Mr. Lynne, who formed a close working relationship with Mr. Petty in the Traveling Wilburys and on “Full Moon Fever,” came along as a producer when the singer returned to the Heartbreakers fold in 1991. He’s the reason the group’s next album, “Into the Great Wide Open,” has that refreshed glow. The title track is an affectionate parable about a “rebel without a clue” named Eddie, who moves to L.A. and becomes a rock star. Everything seems to be going swimmingly, at least until the last verse, where our hero hears the words every major-label artist dreads: “Their A & R man said ‘I don’t hear a single.’ ” Mr. Petty makes you feel bad for the poor kid even as you laugh at his wry delivery.
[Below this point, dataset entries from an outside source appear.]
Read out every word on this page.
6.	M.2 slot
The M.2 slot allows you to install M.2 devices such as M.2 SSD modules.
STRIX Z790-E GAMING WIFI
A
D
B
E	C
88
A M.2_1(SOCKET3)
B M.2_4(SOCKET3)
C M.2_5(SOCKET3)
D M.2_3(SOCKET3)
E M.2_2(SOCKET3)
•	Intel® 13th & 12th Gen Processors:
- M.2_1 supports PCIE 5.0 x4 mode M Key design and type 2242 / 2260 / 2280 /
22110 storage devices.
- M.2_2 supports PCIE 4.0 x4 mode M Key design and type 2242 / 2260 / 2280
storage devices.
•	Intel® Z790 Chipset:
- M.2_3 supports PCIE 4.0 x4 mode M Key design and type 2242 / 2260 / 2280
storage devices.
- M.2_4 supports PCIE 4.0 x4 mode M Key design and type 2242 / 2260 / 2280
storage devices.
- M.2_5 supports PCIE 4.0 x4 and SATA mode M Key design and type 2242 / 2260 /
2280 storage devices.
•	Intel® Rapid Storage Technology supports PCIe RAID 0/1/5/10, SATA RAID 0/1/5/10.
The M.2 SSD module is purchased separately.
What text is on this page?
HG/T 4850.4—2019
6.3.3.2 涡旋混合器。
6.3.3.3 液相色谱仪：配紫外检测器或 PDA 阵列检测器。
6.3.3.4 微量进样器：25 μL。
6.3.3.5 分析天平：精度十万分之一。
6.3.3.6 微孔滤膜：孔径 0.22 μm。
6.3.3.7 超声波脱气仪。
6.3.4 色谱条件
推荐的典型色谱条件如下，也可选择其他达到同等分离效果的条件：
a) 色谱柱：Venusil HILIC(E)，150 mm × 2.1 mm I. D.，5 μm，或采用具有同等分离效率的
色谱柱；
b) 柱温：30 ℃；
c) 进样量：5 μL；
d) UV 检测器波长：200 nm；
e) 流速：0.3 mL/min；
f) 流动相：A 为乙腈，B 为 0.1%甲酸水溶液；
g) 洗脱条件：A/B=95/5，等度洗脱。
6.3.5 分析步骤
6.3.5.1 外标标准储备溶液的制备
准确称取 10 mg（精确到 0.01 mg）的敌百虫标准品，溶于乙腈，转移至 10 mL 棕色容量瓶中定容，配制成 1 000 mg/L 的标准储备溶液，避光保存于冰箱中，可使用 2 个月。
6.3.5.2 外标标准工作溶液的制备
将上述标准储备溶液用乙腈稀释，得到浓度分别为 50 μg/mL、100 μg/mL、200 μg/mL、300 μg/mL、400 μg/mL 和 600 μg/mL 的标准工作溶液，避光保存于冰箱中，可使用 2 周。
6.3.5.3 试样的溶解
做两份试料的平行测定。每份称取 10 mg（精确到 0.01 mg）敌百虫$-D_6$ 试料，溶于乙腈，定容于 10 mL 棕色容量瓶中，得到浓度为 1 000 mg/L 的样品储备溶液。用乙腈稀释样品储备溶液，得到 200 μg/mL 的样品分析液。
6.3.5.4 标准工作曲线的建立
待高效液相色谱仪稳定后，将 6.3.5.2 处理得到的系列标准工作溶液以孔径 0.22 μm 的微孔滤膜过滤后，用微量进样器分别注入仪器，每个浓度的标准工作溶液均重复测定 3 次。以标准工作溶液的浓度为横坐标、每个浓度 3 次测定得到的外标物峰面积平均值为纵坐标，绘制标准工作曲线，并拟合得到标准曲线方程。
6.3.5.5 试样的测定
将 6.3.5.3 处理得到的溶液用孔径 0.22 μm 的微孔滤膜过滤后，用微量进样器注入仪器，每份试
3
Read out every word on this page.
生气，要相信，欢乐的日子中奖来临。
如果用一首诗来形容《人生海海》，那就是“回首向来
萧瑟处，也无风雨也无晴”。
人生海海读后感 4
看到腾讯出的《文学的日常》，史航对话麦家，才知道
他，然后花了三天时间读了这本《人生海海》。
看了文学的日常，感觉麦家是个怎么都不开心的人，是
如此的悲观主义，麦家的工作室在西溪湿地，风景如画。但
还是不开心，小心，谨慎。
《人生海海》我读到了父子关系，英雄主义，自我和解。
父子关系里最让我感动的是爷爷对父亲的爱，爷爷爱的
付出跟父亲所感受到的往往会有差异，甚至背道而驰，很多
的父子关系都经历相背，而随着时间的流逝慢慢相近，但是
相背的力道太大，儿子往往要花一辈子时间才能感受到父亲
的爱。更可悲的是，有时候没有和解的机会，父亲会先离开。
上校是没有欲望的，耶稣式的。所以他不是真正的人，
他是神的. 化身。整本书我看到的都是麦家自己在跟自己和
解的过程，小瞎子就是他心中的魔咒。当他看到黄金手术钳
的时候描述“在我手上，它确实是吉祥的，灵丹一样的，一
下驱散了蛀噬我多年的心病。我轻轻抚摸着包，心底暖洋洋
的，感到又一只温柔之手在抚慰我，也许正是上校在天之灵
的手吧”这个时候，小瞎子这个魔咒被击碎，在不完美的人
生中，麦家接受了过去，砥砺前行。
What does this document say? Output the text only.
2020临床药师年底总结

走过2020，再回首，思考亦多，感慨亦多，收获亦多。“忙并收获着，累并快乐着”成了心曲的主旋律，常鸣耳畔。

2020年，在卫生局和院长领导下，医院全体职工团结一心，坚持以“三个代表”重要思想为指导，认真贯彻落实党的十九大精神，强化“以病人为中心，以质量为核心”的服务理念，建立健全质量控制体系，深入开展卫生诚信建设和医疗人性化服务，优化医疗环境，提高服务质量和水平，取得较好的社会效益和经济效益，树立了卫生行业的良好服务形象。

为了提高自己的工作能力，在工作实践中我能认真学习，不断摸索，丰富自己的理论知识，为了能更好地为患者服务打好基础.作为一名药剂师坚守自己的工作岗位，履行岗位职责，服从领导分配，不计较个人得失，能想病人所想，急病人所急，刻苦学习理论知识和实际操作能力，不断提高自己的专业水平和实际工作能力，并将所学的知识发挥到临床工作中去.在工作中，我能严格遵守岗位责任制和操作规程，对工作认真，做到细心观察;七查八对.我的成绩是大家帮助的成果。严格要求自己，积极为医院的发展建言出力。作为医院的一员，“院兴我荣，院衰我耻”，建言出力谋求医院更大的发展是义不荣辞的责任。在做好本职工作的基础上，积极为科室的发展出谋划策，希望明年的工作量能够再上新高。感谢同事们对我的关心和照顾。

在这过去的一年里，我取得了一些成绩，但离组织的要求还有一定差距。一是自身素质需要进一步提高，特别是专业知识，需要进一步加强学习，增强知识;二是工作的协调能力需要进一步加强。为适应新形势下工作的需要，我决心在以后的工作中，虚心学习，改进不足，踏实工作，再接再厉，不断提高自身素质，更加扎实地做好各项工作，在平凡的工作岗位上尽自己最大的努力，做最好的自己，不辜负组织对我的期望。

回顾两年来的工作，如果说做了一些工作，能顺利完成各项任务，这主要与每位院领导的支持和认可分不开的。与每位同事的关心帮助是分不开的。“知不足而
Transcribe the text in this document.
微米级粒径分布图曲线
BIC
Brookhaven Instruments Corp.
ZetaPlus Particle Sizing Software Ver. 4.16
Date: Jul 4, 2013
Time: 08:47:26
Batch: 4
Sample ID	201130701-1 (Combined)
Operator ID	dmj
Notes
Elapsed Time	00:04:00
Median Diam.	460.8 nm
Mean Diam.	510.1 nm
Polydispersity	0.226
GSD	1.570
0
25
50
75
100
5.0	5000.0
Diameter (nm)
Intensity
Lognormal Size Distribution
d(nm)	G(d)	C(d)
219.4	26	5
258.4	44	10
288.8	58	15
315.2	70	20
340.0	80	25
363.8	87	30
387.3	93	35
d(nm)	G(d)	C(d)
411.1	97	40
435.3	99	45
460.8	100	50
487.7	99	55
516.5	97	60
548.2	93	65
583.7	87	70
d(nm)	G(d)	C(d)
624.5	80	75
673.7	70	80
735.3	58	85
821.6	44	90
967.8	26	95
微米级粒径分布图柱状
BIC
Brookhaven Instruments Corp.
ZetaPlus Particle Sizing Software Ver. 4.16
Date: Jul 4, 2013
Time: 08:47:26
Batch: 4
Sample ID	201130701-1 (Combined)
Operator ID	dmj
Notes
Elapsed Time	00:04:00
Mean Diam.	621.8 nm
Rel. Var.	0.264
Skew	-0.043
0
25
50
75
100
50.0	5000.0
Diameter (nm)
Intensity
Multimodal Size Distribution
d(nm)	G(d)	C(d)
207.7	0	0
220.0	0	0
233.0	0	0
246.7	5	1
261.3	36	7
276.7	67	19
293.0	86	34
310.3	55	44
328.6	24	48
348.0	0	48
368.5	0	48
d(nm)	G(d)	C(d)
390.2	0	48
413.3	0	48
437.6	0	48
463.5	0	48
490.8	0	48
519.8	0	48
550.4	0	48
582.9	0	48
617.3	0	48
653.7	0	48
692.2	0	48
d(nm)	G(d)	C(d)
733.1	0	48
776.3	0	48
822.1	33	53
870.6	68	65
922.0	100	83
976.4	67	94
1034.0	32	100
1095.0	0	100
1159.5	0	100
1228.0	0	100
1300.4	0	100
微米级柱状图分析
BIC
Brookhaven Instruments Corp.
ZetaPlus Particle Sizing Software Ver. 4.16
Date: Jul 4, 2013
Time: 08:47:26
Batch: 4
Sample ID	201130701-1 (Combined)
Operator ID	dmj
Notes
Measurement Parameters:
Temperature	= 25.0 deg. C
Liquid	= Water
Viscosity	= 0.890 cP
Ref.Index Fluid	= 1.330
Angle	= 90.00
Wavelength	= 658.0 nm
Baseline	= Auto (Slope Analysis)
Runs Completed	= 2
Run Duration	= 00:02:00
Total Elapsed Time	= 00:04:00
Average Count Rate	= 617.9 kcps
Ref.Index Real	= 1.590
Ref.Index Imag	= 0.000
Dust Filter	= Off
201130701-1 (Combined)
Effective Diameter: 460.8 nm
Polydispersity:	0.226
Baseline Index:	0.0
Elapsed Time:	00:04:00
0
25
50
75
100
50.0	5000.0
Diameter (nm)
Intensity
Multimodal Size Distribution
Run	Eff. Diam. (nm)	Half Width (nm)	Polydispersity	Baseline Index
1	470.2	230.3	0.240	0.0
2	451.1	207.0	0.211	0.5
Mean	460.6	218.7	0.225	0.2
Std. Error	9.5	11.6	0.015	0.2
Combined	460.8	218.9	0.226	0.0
Tom Petty & The Heartbreakers – “Mary Jane’s Last Dance” (live 2006) Video by Gerda0815007

‘Mary Jane’s Last Dance’ (1993)

Tastes change, but by this time it was clear that Tom Petty is forever. If “Free Fallin’ ” got Gen Xers listening to Mr. Petty, “Mary Jane’s Last Dance” was the THC-laced cherry on the intergenerational sundae. With its winking drug references, surreal humor and macabre music video — not to mention its instantly hummable chorus, given added punch by the producer Rick Rubin at the height of his powers — the song slid into Billboard’s Top 20, appeared frequently on MTV and handily reaffirmed Mr. Petty and the Heartbreakers’ place at rock’s forefront.

‘Wildflowers’ (1994)

Mr. Petty worked with Mr. Rubin again on “Wildflowers,” his next solo album. The hit from that LP was “You Don’t Know How It Feels,” a strong entry in the ongoing list of Tom Petty songs about feeling misunderstood and messed with. But the album peaks with its acoustic title track, one of his most tender and heartfelt love songs.

‘Walls (Circus)’ (1996)

Recording a full-length soundtrack for director Edward Burns’ romantic comedy “She’s the One” probably seemed like a great idea in the mid-90s, when Petty peers like Bruce Springsteen and Elton John were taking home Oscars for their own Hollywood work. The association with the film arguably just confused matters: The album the Heartbreakers made in 1996 is one of their strongest late-period releases, with no knowledge of the movie necessary to appreciate it. It’s fascinating to hear Mr. Petty and his bandmates adjusting to the eccentricities of the alternative-rock era, notably on their cover of an unprintably titled deep cut of Beck, as well as on this gorgeous psychedelic ballad. The chorus features some of Mr. Petty’s finest lyrics on the subject of romantic ambivalence: “You got a heart so big, it could crush this town / And I can’t hold out forever, even walls fall down.”

‘Free Girl Now’ (1999)

“Echo,” released in the period after Mr. Petty split from his first wife, is often short-handed as his divorce album, and while that’s a bit of an oversimplification, it’s a fascinating filter through which to view the album’s lead single. “Free Girl Now” is addressed to a woman who has just gotten out of a deeply flawed relationship: “I remember when you were his dog / I remember you under his thumb,” he notes. Now the woman is on her own, unbound, starting over. Mr. Petty sounds happy for her. (Is she the same woman from “American Girl” and “Free Fallin’,” whose titles this song cleverly riffs on? Maybe.) You get the sense that whatever the details of this possibly fictional breakup, and the role the narrator himself played in it, it means a lot to him that someone is living free.

‘American Dream Plan B’ (2014)

The music that Mr. Petty made in the new millennium — including a 2006 solo album, three Heartbreakers LPs, and two more with his pre-fame band Mudcrutch — are all worth exploring for devoted fans, as are any number of bootlegs from Mr. Petty’s masterful live shows in these years. “Hypnotic Eye,” the final Heartbreakers album, is of particular note. On songs like this opener, he revisits the kind of hard-luck stories he wrote about through his entire career, with his balance of bitterness and hope more or less intact. “My success is anybody’s guess,” he grumbles here over a lowdown garage-rock crunch, “but like a fool, I’m bettin’ on happiness.”